When did I say he can't make videos? I don't like him platforming a rapist so I will no longer watch him. He makes content and he is responsible for what he makes. It is his choice not to own up to it so it is my choice not to watch him.
I literally said in the exact same sentence that people can make youtube videos without maintaining a social media presence. Those are two very distinct ideas that, while often intertwined, are just as often not. You can consider youtube a social media platform, but it is a fundamentally different thing to twitter and other social media sites. One you don't interact with the public, and one you do. Producing a thing for public consumption is not interacting with the public, otherwise the term is meaningless because it is so impossibly broad. Publishing a youtube video is not interacting with the public. Maintaining a social media presence and posting on social media sites specifically designed around public discourse, is. Just because you can term youtube a social media platform does not make it similar at all to what we normally consider social media. And I've made it pretty clear already by context which type I'm talking about. Scott does not have a social media presence, as that concept is generally understood, and as we are literally talking about it now.
If he wants to make youtube videos and not get involved in social media, that is a perfectly legitimate and probably more healthy way to go about things. He wants to just make videos, and if a video has something bad in it, he should remove that. Extending this to wanting him to come out with a public presence is nonsense. A video persona and a public presence are not the same thing. Just like a video game developer can make a video game, which is sold to the public, but not have a public "presence" even if they feature themselves in their own game. Those are two very different things. His job is not social media. His job is making youtube videos. Some people do both. He doesn't. Getting hung up on terms is really stupid because any person should be able to see the distinction in what he is abstaining from, call it whatever the fuck you want, vs those who do not abstain. And I've made it very clear what I mean here.

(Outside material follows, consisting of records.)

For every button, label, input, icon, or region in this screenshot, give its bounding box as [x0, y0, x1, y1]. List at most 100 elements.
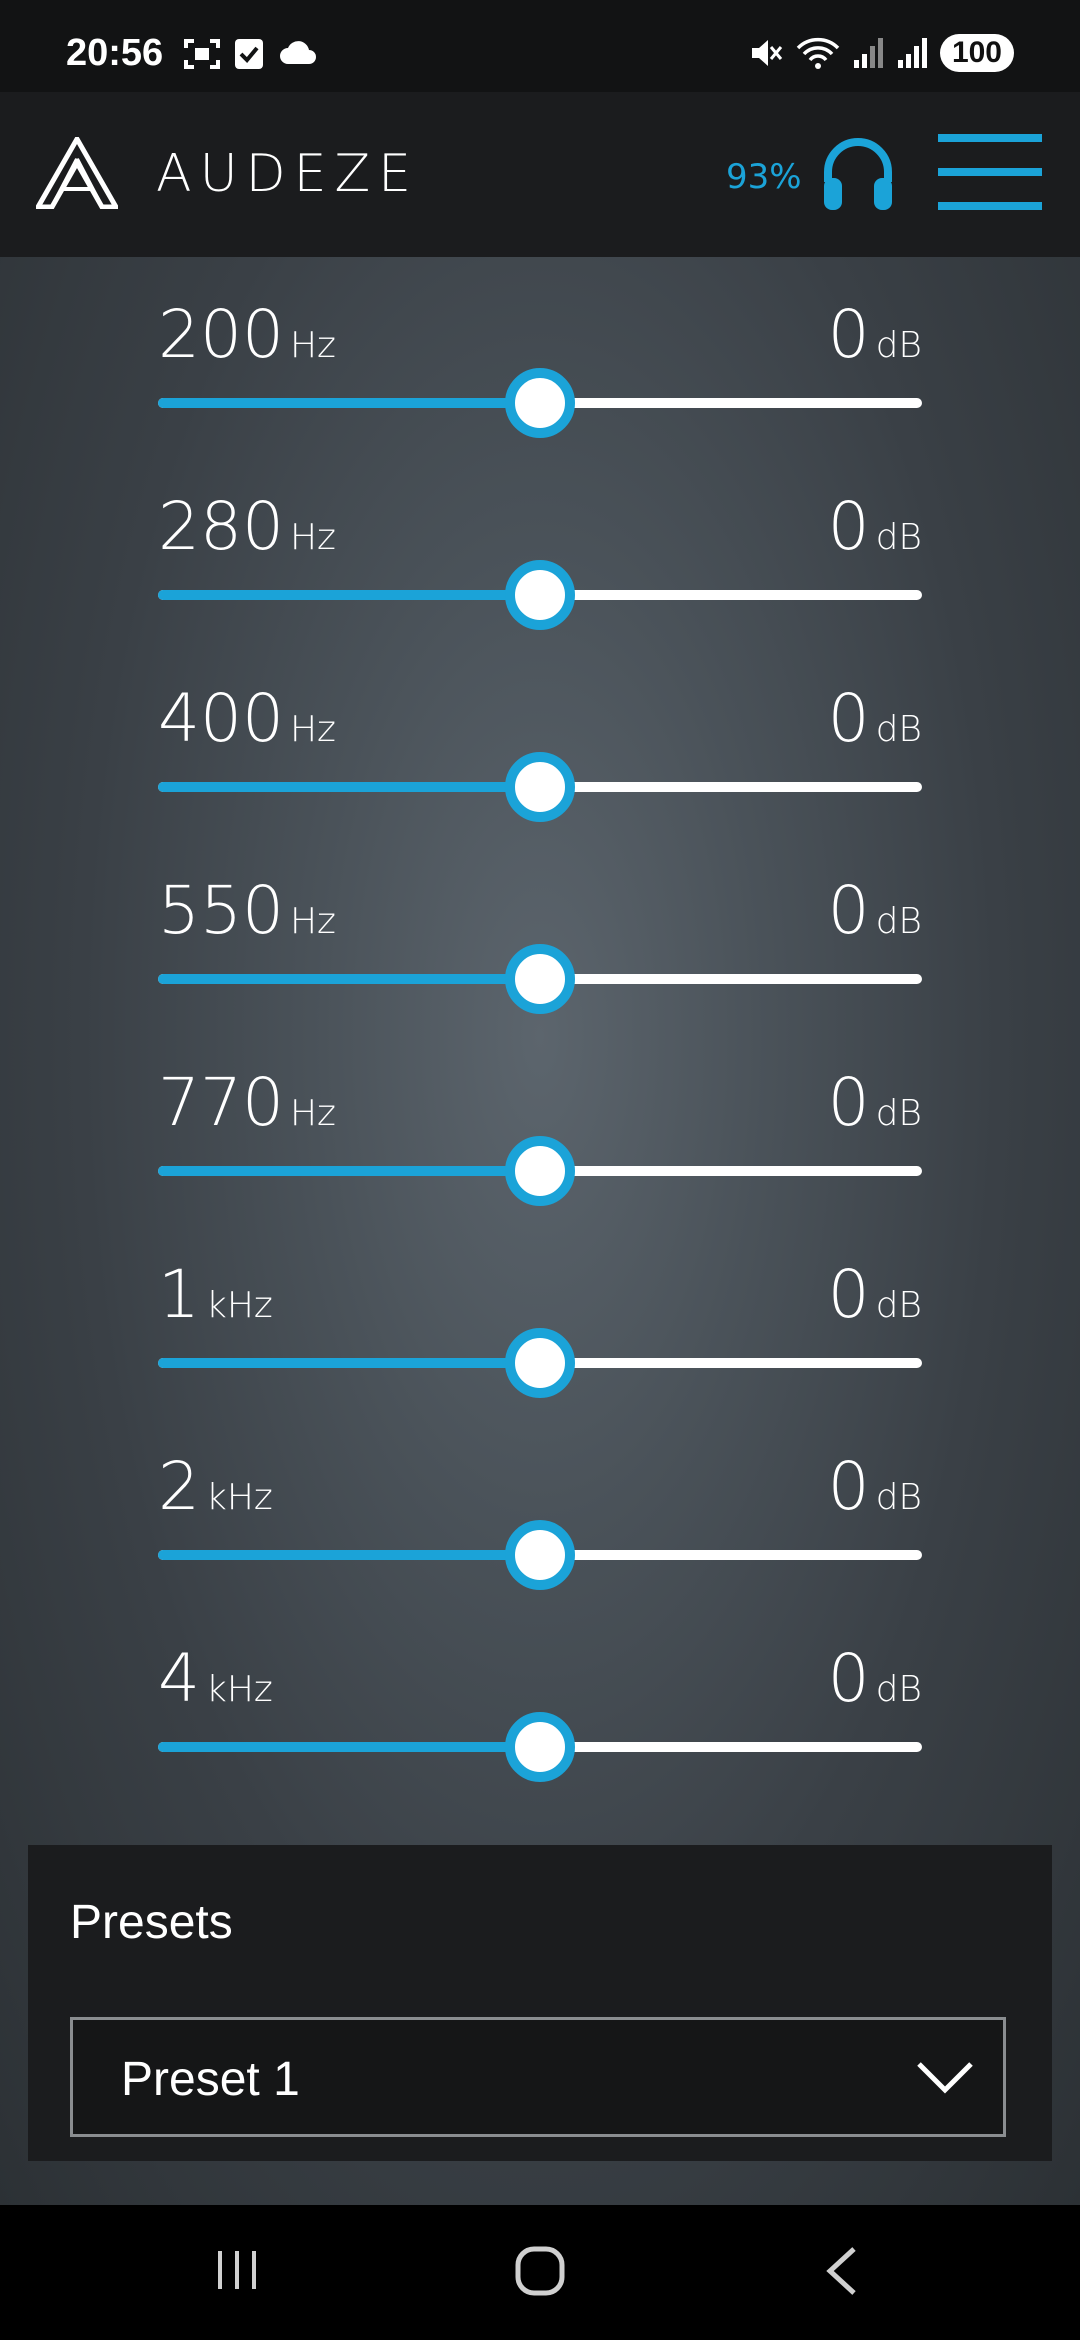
band-frequency-value: 4: [158, 1640, 200, 1717]
eq-slider-track[interactable]: [158, 368, 922, 438]
eq-slider-fill: [158, 1358, 540, 1368]
eq-slider-thumb[interactable]: [505, 1328, 575, 1398]
eq-slider-fill: [158, 398, 540, 408]
band-frequency: 200 Hz: [158, 302, 336, 368]
eq-band: 2 kHz 0 dB: [158, 1454, 922, 1624]
band-frequency-unit: Hz: [289, 517, 336, 558]
eq-slider-fill: [158, 1166, 540, 1176]
eq-slider-track[interactable]: [158, 944, 922, 1014]
eq-band: 1 kHz 0 dB: [158, 1262, 922, 1432]
band-gain-value: 0: [827, 296, 870, 373]
band-gain: 0 dB: [828, 1454, 922, 1520]
band-frequency-value: 770: [158, 1064, 284, 1141]
band-frequency: 2 kHz: [158, 1454, 273, 1520]
status-right-icons: 100: [748, 34, 1014, 72]
band-gain-unit: dB: [875, 1093, 922, 1134]
band-gain-unit: dB: [875, 325, 922, 366]
eq-slider-fill: [158, 1550, 540, 1560]
band-frequency: 1 kHz: [158, 1262, 273, 1328]
band-frequency-value: 550: [158, 872, 284, 949]
band-gain-unit: dB: [875, 1285, 922, 1326]
band-gain-value: 0: [827, 680, 870, 757]
band-frequency-unit: kHz: [206, 1669, 273, 1710]
eq-band: 550 Hz 0 dB: [158, 878, 922, 1048]
eq-slider-thumb[interactable]: [505, 944, 575, 1014]
eq-slider-thumb[interactable]: [505, 752, 575, 822]
headphone-icon[interactable]: [820, 134, 896, 214]
band-gain-value: 0: [827, 1640, 870, 1717]
wifi-icon: [796, 37, 840, 69]
band-gain-value: 0: [827, 1064, 870, 1141]
band-gain: 0 dB: [828, 1070, 922, 1136]
band-frequency-value: 280: [158, 488, 284, 565]
screenshot-icon: [184, 39, 220, 69]
signal-icon: [853, 38, 883, 68]
band-frequency-value: 400: [158, 680, 284, 757]
eq-slider-thumb[interactable]: [505, 1136, 575, 1206]
band-frequency-unit: Hz: [289, 325, 336, 366]
eq-slider-fill: [158, 1742, 540, 1752]
band-frequency: 770 Hz: [158, 1070, 336, 1136]
eq-slider-thumb[interactable]: [505, 560, 575, 630]
band-frequency-value: 2: [158, 1448, 200, 1525]
eq-slider-track[interactable]: [158, 1136, 922, 1206]
band-gain-unit: dB: [875, 1477, 922, 1518]
eq-slider-fill: [158, 782, 540, 792]
home-icon[interactable]: [514, 2245, 566, 2297]
navigation-bar: [0, 2205, 1080, 2340]
eq-band: 280 Hz 0 dB: [158, 494, 922, 664]
presets-panel: Presets Preset 1: [28, 1845, 1052, 2161]
band-gain: 0 dB: [828, 302, 922, 368]
brand-name: AUDEZE: [156, 144, 420, 204]
band-frequency: 4 kHz: [158, 1646, 273, 1712]
check-icon: [235, 39, 263, 69]
band-frequency: 280 Hz: [158, 494, 336, 560]
presets-title: Presets: [70, 1896, 233, 1949]
band-frequency: 550 Hz: [158, 878, 336, 944]
back-icon[interactable]: [822, 2245, 862, 2297]
status-left-icons: [184, 38, 318, 70]
band-gain: 0 dB: [828, 686, 922, 752]
band-frequency: 400 Hz: [158, 686, 336, 752]
eq-band: 400 Hz 0 dB: [158, 686, 922, 856]
app-header: AUDEZE 93%: [0, 92, 1080, 257]
eq-slider-thumb[interactable]: [505, 1520, 575, 1590]
cloud-icon: [280, 41, 316, 64]
band-gain-unit: dB: [875, 901, 922, 942]
preset-dropdown[interactable]: Preset 1: [70, 2017, 1006, 2137]
menu-bar-line: [938, 202, 1042, 210]
band-gain: 0 dB: [828, 494, 922, 560]
eq-slider-track[interactable]: [158, 1712, 922, 1782]
status-time: 20:56: [66, 32, 164, 74]
headphone-battery-percent: 93%: [726, 157, 802, 197]
menu-button[interactable]: [938, 134, 1042, 210]
band-frequency-unit: Hz: [289, 901, 336, 942]
eq-slider-track[interactable]: [158, 1328, 922, 1398]
eq-band: 4 kHz 0 dB: [158, 1646, 922, 1816]
eq-band: 200 Hz 0 dB: [158, 302, 922, 472]
eq-slider-track[interactable]: [158, 752, 922, 822]
status-bar: 20:56 100: [0, 0, 1080, 92]
band-frequency-value: 200: [158, 296, 284, 373]
band-gain: 0 dB: [828, 1262, 922, 1328]
menu-bar-line: [938, 168, 1042, 176]
eq-slider-track[interactable]: [158, 560, 922, 630]
band-gain-unit: dB: [875, 709, 922, 750]
audeze-logo-icon: [36, 137, 118, 209]
band-frequency-unit: Hz: [289, 1093, 336, 1134]
band-frequency-unit: kHz: [206, 1285, 273, 1326]
battery-indicator: 100: [939, 34, 1014, 72]
eq-slider-track[interactable]: [158, 1520, 922, 1590]
band-gain: 0 dB: [828, 1646, 922, 1712]
band-gain-value: 0: [827, 488, 870, 565]
menu-bar-line: [938, 134, 1042, 142]
recents-icon[interactable]: [212, 2245, 262, 2295]
band-gain-value: 0: [827, 872, 870, 949]
preset-selected-value: Preset 1: [121, 2053, 300, 2106]
eq-slider-thumb[interactable]: [505, 1712, 575, 1782]
eq-slider-fill: [158, 974, 540, 984]
mute-icon: [751, 40, 783, 66]
band-gain-unit: dB: [875, 1669, 922, 1710]
eq-slider-thumb[interactable]: [505, 368, 575, 438]
eq-slider-fill: [158, 590, 540, 600]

He does not have to interact with the public, and demanding that he does just because he makes youtube videos is fucking unhinged. No, fewer people should interact with the public. Because interacting with the public takes energy and skill and mental fortitude that most people do not have. There is a reason it is a profession, and a profession that burns people out from it, so wanting to avoid it wholesale is a pretty wise thing to do. But just because people really should not try to have a public face doesn't mean those people can't make youtube videos. You are saying it necessarily comes with the territory, and it does not. It should not. The reason I said that he can make videos is because by your logic, if he's going to make videos, he must also interact with public on social media, so if he doesn't want to have to interact with the public, he just shouldn't make videos. That is nonsense, and bad advice to give to anyone. Stop trying to force people to have a public face who have said they don't want to. It's creepy. He's allowed to make videos and not talk about them. If they have problems, he should fix them. If he's hurt someone, he should go apologize to them. But he's not required to have a dialogue with the public ever. Again, suggesting that is weird and creepy. It's like this weird public ownership of a person. Fuck off with that.
At no point have I said he's not responsible for what he makes. The fuck?
This idea that someone must attach a performative public apology instead of just fixing the thing that's wrong is fucking weird to me.